All prices are in Canadian dollars.  The costs of the whole food meals are calculated using the real prices that I paid for all the ingredients.  The costs of the processed foods are based on recent sale prices from local flyers, except for the stuffed chicken breasts, as the regular price of that store brand is significantly lower than even the sale prices of all the other brands.

Example 1

cost of processed food meal

Processed Food Meal: Marc Angelo pork souvlaki (1 skewer or 2.8 oz), Betty Crocker scalloped potatoes (1/2 cup) and Ziggy’s oil & vinegar coleslaw (1/2 cup)

Cost: $1.93

healthy eating options are affordable

Healthy Food Meal: Pork tenderloin teriyaki (3.5 oz) with maple ginger carrots (1/3 cup), steamed broccoli (1 cup) and jasmine rice (1/2 cup)

Cost: $1.55

Note:  If I reduced the amount of pork on the plate to 2.8 oz, to match the amount from the processed meal, the cost per portion would be $1.39.

Example 2

processed food is expensive

Processed Food Meal:  VH Steamers Shanghai ginger beef

Cost: $2.99

beef stir fry

Healthy Food Meal:  Beef stir-fry with Jasmine rice

Cost:  $1.27

Example 3

Stuffed Chicken and Pasta Meal

Processed Food Meal:  Compliments stuffed chicken breast (1 breast, 5 oz) and Knorr Sidekicks pasta (1/2 cup)

Cost:  $2.33

affordable chicken souvlaki with vegetables

Healthy Food Meal:  Chicken souvlaki (4 oz), carrots with butter (1/2 cup), beets (1/2 cup) and wheat berry salad (1/2 cup)

Cost:  $2.14

When looking at the price comparisons, note the fact that my plates, made up of whole foods (healthy food) are not only less expensive, but have more food/larger quantity of food, than the portions of processed food.  The costs of processed food would be higher if a person eats more than what the manufacturer identifies as one portion, which is the amount that I used in my price calculations.

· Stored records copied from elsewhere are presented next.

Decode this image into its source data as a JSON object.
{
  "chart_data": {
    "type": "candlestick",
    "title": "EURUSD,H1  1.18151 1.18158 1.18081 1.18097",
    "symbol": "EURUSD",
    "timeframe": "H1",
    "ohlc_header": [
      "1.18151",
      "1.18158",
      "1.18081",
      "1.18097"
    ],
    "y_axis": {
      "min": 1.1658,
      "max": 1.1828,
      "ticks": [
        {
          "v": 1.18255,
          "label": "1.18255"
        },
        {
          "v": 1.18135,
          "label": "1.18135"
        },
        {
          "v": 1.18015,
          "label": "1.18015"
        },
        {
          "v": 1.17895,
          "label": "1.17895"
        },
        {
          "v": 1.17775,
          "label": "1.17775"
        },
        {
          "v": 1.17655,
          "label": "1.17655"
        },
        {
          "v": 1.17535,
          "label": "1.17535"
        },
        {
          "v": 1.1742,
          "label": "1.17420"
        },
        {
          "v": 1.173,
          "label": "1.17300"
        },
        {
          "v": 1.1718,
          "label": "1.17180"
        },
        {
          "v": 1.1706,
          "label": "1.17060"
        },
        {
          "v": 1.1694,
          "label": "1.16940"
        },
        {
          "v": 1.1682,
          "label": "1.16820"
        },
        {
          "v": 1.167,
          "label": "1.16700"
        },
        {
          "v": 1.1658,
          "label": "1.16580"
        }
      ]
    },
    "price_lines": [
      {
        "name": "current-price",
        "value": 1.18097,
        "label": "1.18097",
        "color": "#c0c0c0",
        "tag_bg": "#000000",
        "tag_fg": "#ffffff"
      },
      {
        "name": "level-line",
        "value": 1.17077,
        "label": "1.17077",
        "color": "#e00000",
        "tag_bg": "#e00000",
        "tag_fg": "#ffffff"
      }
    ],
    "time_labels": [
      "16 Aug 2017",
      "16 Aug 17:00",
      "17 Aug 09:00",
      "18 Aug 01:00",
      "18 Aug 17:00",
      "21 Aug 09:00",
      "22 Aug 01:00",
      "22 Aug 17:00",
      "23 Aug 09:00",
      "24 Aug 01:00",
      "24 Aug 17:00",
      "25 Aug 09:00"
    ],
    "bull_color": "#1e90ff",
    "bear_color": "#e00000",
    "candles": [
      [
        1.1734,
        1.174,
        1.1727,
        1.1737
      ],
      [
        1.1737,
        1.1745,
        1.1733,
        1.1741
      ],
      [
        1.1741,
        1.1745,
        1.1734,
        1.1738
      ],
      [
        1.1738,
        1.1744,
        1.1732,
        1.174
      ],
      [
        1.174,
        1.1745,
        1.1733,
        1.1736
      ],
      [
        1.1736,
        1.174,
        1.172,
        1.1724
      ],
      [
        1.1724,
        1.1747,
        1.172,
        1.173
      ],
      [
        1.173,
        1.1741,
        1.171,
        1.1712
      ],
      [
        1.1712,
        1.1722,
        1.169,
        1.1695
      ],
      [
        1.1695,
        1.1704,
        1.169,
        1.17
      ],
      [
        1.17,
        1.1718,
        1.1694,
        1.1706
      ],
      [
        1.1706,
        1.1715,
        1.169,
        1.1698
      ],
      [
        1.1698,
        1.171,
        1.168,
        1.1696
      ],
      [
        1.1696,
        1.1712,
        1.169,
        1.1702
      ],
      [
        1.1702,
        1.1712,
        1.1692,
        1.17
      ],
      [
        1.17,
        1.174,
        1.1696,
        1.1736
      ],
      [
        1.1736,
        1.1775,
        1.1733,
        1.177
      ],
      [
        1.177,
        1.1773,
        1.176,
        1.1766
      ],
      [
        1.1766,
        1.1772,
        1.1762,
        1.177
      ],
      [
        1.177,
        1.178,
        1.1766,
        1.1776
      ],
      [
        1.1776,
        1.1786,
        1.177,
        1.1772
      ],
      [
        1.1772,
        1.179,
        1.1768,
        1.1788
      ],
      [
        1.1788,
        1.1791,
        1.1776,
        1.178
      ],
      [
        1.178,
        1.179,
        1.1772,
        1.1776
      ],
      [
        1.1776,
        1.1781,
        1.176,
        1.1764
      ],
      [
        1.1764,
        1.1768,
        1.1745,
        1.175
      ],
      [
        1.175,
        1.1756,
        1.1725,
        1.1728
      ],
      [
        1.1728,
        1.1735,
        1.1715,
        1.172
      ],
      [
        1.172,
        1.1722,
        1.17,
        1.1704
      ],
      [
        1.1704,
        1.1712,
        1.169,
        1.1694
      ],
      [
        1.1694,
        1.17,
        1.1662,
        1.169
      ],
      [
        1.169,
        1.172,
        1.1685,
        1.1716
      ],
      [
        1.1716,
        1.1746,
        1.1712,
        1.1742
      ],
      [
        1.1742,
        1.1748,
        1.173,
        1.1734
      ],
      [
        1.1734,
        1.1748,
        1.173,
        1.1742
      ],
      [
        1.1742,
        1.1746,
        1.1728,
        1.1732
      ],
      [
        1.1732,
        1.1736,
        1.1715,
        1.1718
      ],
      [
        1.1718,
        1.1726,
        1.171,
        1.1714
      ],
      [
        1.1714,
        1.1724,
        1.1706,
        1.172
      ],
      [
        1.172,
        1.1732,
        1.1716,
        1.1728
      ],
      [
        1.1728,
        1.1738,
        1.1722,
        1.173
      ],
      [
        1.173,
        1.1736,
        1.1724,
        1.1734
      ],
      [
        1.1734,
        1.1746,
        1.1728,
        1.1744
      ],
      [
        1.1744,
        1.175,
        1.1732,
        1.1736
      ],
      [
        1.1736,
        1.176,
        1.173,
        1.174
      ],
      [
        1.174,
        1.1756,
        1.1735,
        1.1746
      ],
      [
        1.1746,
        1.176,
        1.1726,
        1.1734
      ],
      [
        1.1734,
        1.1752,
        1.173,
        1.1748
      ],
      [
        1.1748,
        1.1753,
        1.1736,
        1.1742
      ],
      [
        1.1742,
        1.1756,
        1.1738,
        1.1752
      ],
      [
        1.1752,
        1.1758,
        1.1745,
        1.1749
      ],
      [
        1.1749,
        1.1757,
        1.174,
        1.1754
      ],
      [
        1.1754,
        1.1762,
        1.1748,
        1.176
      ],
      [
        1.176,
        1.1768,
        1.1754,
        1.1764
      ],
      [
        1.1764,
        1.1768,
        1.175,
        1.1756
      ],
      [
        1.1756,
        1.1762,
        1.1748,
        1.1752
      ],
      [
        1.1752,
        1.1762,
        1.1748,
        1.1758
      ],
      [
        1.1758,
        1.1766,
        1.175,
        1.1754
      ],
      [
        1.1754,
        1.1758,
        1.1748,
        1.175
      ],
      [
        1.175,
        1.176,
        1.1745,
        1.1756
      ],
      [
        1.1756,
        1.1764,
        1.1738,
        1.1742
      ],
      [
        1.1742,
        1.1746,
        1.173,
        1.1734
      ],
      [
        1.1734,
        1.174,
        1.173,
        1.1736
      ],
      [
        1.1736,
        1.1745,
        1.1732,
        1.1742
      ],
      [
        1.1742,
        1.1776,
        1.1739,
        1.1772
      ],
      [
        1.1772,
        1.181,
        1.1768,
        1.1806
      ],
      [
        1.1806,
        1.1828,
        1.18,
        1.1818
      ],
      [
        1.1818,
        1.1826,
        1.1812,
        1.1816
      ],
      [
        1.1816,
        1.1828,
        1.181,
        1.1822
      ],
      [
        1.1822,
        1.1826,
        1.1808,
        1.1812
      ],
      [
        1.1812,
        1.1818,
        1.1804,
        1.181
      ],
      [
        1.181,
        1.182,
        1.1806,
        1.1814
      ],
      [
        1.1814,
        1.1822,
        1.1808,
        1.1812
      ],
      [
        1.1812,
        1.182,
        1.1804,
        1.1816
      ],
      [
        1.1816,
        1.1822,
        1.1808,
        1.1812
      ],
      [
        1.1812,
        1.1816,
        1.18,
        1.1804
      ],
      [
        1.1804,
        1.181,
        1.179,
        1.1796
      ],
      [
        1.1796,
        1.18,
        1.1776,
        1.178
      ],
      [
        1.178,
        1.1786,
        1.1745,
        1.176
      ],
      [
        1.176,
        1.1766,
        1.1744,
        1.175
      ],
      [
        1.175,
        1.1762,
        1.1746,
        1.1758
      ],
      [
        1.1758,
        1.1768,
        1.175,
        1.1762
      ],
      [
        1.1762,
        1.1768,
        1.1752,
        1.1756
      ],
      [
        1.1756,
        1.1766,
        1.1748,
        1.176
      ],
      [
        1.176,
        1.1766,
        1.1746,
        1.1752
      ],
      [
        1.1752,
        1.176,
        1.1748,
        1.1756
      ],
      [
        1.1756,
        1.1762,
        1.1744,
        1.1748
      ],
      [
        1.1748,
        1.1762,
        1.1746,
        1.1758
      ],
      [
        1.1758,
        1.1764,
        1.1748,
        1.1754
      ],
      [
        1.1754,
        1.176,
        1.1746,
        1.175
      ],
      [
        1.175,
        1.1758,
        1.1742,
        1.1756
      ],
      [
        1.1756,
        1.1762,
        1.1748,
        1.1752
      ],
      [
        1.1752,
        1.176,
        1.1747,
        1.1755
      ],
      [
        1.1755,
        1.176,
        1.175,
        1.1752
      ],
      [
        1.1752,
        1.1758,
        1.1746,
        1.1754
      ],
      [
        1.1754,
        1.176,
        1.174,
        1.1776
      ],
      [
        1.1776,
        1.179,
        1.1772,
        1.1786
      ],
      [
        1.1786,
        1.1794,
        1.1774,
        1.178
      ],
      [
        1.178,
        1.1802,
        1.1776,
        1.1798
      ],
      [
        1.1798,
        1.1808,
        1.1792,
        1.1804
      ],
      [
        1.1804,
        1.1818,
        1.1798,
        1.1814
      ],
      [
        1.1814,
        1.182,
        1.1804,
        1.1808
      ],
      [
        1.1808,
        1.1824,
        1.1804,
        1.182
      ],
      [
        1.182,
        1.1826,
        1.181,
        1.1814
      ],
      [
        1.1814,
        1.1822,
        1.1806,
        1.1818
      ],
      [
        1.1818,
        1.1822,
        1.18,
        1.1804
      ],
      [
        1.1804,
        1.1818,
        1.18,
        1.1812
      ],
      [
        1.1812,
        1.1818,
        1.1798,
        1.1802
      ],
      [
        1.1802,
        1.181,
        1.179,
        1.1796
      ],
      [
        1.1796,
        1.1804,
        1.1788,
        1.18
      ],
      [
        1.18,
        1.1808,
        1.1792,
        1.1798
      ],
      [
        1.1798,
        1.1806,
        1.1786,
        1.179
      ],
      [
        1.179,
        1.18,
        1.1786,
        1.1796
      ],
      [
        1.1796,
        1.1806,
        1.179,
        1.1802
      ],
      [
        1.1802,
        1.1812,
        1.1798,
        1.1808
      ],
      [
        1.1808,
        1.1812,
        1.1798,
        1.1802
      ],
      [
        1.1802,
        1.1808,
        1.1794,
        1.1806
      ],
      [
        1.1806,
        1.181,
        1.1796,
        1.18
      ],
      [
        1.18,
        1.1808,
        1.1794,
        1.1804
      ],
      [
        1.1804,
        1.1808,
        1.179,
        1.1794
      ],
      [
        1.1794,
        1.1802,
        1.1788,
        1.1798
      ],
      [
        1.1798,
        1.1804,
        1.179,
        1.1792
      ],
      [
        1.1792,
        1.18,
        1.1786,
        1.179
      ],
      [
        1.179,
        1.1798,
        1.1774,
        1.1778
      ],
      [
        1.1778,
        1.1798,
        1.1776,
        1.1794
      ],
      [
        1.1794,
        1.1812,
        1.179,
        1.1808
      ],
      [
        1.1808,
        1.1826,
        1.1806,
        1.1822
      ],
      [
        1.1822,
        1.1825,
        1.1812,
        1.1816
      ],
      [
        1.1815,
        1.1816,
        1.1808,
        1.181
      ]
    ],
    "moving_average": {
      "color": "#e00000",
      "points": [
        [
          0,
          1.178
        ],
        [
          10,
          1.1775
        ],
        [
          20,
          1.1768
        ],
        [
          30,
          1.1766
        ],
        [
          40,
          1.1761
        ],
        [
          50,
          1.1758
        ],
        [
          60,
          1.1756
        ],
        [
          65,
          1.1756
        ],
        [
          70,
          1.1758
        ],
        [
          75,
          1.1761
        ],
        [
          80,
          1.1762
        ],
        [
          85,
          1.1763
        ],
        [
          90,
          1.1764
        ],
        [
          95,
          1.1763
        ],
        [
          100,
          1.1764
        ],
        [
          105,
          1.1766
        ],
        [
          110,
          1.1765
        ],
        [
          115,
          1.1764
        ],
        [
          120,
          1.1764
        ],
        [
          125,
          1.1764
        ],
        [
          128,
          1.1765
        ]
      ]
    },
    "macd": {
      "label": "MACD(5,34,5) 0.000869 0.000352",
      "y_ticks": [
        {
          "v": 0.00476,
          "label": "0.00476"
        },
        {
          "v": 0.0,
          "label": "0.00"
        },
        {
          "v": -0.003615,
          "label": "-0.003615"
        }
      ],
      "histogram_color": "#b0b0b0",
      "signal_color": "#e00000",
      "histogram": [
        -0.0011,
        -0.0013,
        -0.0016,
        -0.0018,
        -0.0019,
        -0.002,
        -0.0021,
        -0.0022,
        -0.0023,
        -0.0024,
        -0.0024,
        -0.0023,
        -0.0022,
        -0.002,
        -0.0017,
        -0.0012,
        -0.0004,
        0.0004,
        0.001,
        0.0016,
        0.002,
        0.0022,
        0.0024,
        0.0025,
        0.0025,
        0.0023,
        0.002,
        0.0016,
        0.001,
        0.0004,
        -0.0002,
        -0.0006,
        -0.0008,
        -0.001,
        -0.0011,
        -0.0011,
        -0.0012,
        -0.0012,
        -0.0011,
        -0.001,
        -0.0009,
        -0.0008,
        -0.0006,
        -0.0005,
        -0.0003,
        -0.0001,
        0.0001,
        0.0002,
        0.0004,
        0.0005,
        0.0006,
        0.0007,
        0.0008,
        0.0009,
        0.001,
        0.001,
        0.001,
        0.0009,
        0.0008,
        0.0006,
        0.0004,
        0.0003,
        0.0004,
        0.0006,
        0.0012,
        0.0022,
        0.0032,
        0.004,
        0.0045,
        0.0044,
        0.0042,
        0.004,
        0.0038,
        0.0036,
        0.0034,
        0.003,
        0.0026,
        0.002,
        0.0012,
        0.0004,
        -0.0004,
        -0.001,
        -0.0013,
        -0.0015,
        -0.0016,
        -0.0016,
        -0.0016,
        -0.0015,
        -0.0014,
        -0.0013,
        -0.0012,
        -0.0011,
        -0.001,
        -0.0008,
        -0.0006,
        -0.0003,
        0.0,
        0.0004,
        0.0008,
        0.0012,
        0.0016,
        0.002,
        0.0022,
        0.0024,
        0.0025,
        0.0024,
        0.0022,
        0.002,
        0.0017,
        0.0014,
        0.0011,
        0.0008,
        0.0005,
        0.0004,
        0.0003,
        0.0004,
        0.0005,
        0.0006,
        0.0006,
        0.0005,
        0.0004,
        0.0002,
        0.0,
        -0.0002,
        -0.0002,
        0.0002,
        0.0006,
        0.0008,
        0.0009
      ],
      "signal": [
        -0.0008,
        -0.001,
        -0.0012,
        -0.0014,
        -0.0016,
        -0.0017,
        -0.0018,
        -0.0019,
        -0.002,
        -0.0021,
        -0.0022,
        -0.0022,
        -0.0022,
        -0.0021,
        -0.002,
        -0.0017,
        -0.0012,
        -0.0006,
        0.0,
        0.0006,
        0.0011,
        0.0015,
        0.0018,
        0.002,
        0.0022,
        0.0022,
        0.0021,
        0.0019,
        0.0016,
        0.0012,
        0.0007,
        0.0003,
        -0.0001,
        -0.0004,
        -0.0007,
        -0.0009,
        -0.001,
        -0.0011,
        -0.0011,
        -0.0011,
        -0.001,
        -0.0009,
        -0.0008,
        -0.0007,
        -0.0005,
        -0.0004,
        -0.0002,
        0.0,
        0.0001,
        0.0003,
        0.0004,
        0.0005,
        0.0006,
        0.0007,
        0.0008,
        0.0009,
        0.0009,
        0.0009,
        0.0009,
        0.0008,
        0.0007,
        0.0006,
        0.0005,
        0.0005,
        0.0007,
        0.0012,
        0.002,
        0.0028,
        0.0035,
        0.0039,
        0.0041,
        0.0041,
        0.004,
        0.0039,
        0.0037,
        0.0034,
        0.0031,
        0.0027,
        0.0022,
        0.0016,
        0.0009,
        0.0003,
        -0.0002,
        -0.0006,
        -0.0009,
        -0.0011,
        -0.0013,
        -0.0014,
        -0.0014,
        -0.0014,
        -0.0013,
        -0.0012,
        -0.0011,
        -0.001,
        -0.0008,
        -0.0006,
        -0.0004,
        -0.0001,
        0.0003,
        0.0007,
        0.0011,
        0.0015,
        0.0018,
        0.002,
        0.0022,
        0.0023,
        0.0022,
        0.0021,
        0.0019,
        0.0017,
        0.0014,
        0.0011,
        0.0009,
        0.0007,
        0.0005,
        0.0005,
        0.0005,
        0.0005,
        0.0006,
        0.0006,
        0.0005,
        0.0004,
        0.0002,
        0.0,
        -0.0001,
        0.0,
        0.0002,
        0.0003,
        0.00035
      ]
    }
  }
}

In particular, when I hear/read complaints of healthy food being expensive, people often state that fresh fruits and vegetables are far too expensive.  Yet, from the examples above, you can see that meals made up of processed foods are cost more than my plates, even though the processed meals don’t include many veggies and my plates include at least two types of vegetables, which equal at least two portions of vegetables (1/2 cup equals one portion) for each meal.

Maybe you’ve never sat down to calculate the cost per portion of your meals. If you haven’t and eating healthy food, whole, minimally processed food is part of your goals, this is good news.  Healthy food isn’t only good for your body, but it’s good for your wallet too.  Eating healthy is affordable.